Most probable value of the angle = 48°24'22".

Systematic vs accidental error

• Systematic error: follows a definite physical law, has a known sign/magnitude and is cumulative — it can be detected and eliminated/corrected (e.g. error due to a tape being too long, or non-adjustment of an instrument). Under the same conditions it always acts in the same direction.
• Accidental (random) error: arises from a multitude of small, uncontrollable causes; it is equally likely to be positive or negative, tends to compensate, cannot be eliminated, and is treated by the theory of probability/least squares (e.g. small errors in bisection or staff reading).

(a) Latitudes and departures

Latitude $= L\cos\theta$ (N positive, S negative); Departure $= L\sin\theta$ (E positive, W negative), where $\theta$ is the reduced (quadrantal) bearing angle.

Working:

• PQ: $120\cos30°=120(0.86603)=+103.923$; $120\sin30°=120(0.5)=+60.000$
• QR: $150\cos60°=150(0.5)=−75.000$ (S); $150\sin60°=150(0.86603)=+129.904$ (E)
• RS: $130\cos45°=130(0.70711)=−91.924$ (S); $130\sin45°=130(0.70711)=−91.924$ (W)
• SP: $110\cos50°=110(0.64279)=+70.707$ (N); $110\sin50°=110(0.76604)=−84.265$ (W)
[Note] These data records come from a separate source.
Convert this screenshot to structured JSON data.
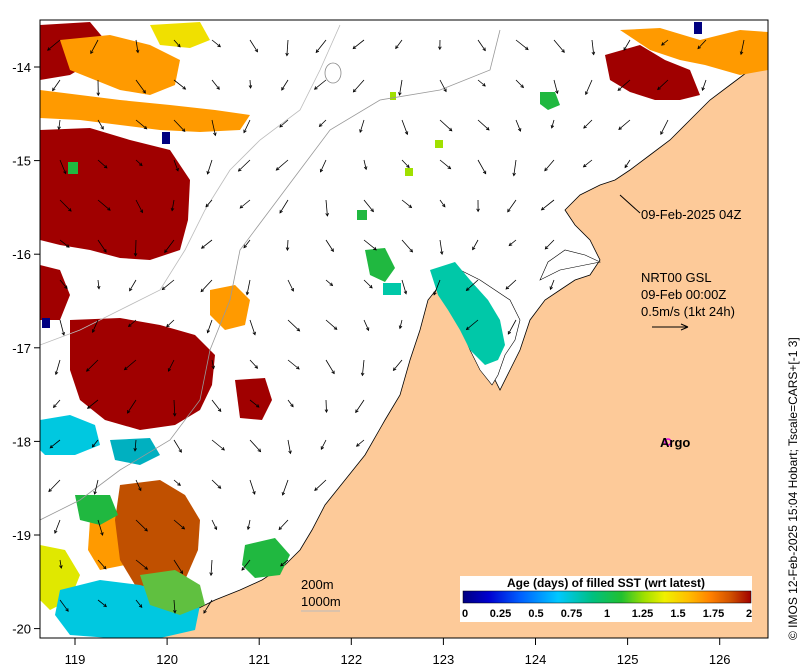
{
  "map": {
    "x_ticks": [
      "119",
      "120",
      "121",
      "122",
      "123",
      "124",
      "125",
      "126"
    ],
    "y_ticks": [
      "-14",
      "-15",
      "-16",
      "-17",
      "-18",
      "-19",
      "-20"
    ],
    "timestamp_label": "09-Feb-2025 04Z",
    "current_info": {
      "line1": "NRT00 GSL",
      "line2": "09-Feb 00:00Z",
      "line3": "0.5m/s (1kt 24h)"
    },
    "argo_label": "Argo",
    "contour_200": "200m",
    "contour_1000": "1000m",
    "credit": "© IMOS 12-Feb-2025 15:04 Hobart; Tscale=CARS+[-1 3]",
    "colors": {
      "land": "#fdca99",
      "ocean": "#ffffff",
      "argo": "#e000e0"
    }
  },
  "colorbar": {
    "title": "Age (days) of filled SST (wrt latest)",
    "tick_labels": [
      "0",
      "0.25",
      "0.5",
      "0.75",
      "1",
      "1.25",
      "1.5",
      "1.75",
      "2"
    ],
    "colors": [
      "#000080",
      "#0000d0",
      "#0060ff",
      "#00c0ff",
      "#00d0a0",
      "#20c040",
      "#a0e000",
      "#f0f000",
      "#ffc000",
      "#ff8000",
      "#d05000",
      "#a00000"
    ]
  }
}
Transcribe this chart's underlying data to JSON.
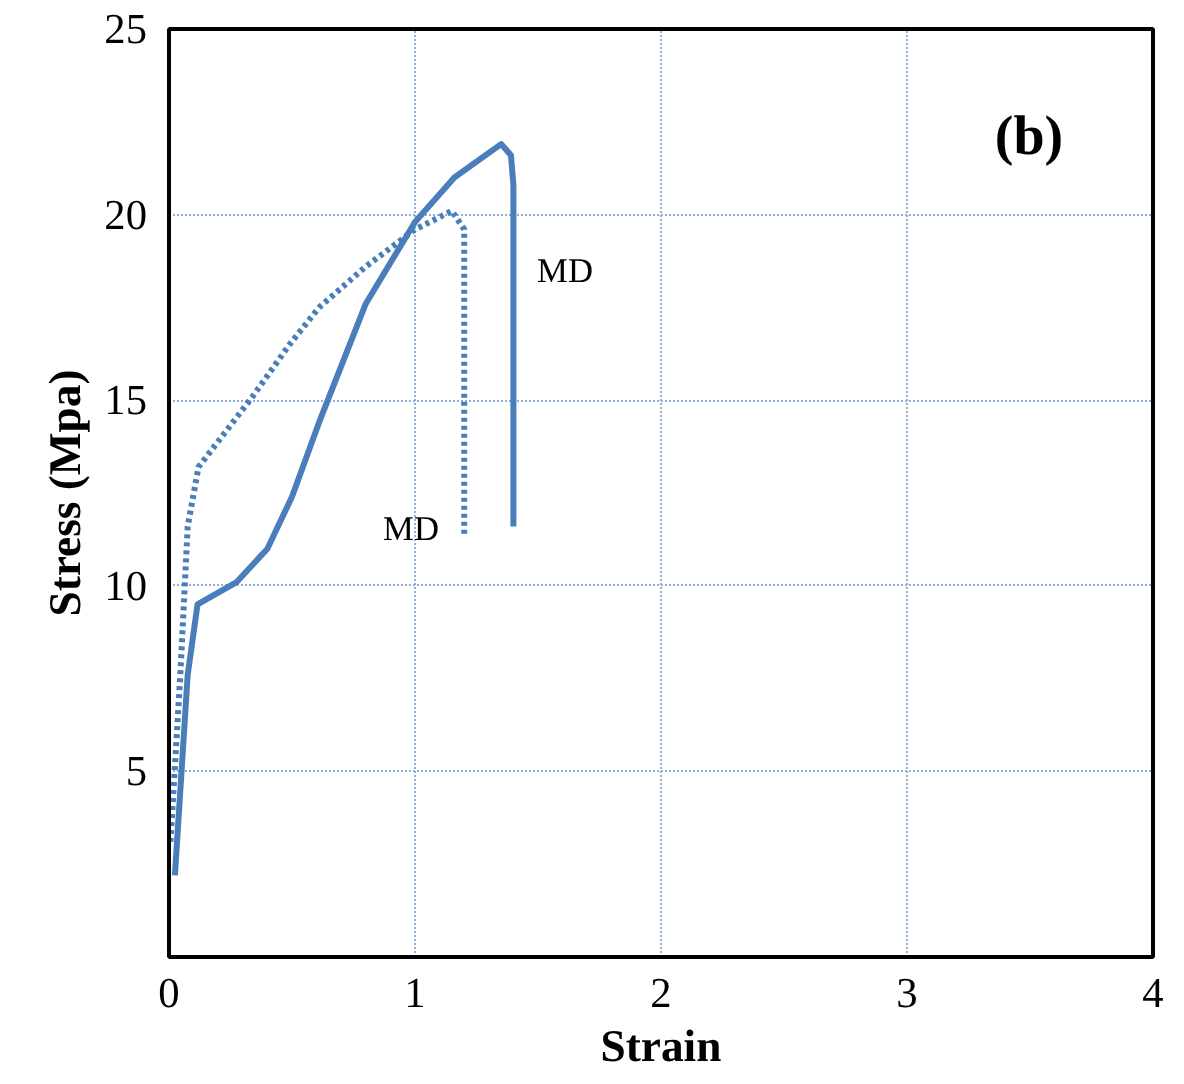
{
  "chart_data": {
    "type": "line",
    "xlabel": "Strain",
    "ylabel": "Stress (Mpa)",
    "xlim": [
      0,
      4
    ],
    "ylim": [
      0,
      25
    ],
    "xticks": [
      0,
      1,
      2,
      3,
      4
    ],
    "yticks": [
      5,
      10,
      15,
      20,
      25
    ],
    "grid": true,
    "marker": "none",
    "series": [
      {
        "color": "#4a7ebb",
        "line_style": "solid",
        "x": [
          0.024,
          0.076,
          0.116,
          0.275,
          0.4,
          0.5,
          0.61,
          0.8,
          1.0,
          1.16,
          1.35,
          1.39,
          1.4,
          1.4
        ],
        "values": [
          2.2,
          7.6,
          9.5,
          10.1,
          11.0,
          12.4,
          14.4,
          17.6,
          19.8,
          21.0,
          21.9,
          21.6,
          20.8,
          11.6
        ]
      },
      {
        "color": "#4a7ebb",
        "line_style": "dotted",
        "x": [
          0.006,
          0.046,
          0.076,
          0.12,
          0.34,
          0.49,
          0.61,
          0.8,
          1.0,
          1.15,
          1.2,
          1.2,
          1.2
        ],
        "values": [
          3.1,
          7.6,
          11.6,
          13.2,
          15.1,
          16.5,
          17.5,
          18.6,
          19.6,
          20.1,
          19.6,
          17.6,
          11.4
        ]
      }
    ],
    "annotations": [
      "(b)",
      "MD",
      "MD"
    ]
  }
}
$$\Sigma\text{Latitude} = +103.923 - 75.000 - 91.924 + 70.707 = +7.706\ \text{m}$$ $$\Sigma\text{Departure} = +60.000 + 129.904 - 91.924 - 84.265 = +13.715\ \text{m}$$

(b) Closing error

$$e = \sqrt{(\Sigma\text{Lat})^2 + (\Sigma\text{Dep})^2} = \sqrt{(7.706)^2 + (13.715)^2}$$ $$= \sqrt{59.38 + 188.10} = \sqrt{247.48} = 15.73\ \text{m}$$

Bearing of the closing error (direction of the error vector, measured from north). Since both $\Sigma$Lat and $\Sigma$Dep are positive, the error lies in the NE quadrant:

$$\tan\alpha = \frac{\Sigma\text{Dep}}{\Sigma\text{Lat}} = \frac{13.715}{7.706} = 1.7798 \Rightarrow \alpha = 60.66° = 60°40'$$

Closing error $e = 15.73$ m, bearing ≈ N 60°40' E (the correction to close the traverse acts in the opposite direction, S 60°40' W).

(c) Relative accuracy

Perimeter $= 120.0 + 150.0 + 130.0 + 110.0 = 510.0$ m.

$$\text{Relative accuracy} = \frac{e}{\text{perimeter}} = \frac{15.73}{510.0} = \frac{1}{32.4} \approx \frac{1}{32}$$

Relative accuracy ≈ 1 : 32. (This is a low precision, indicating the traverse would require re-observation in practice.)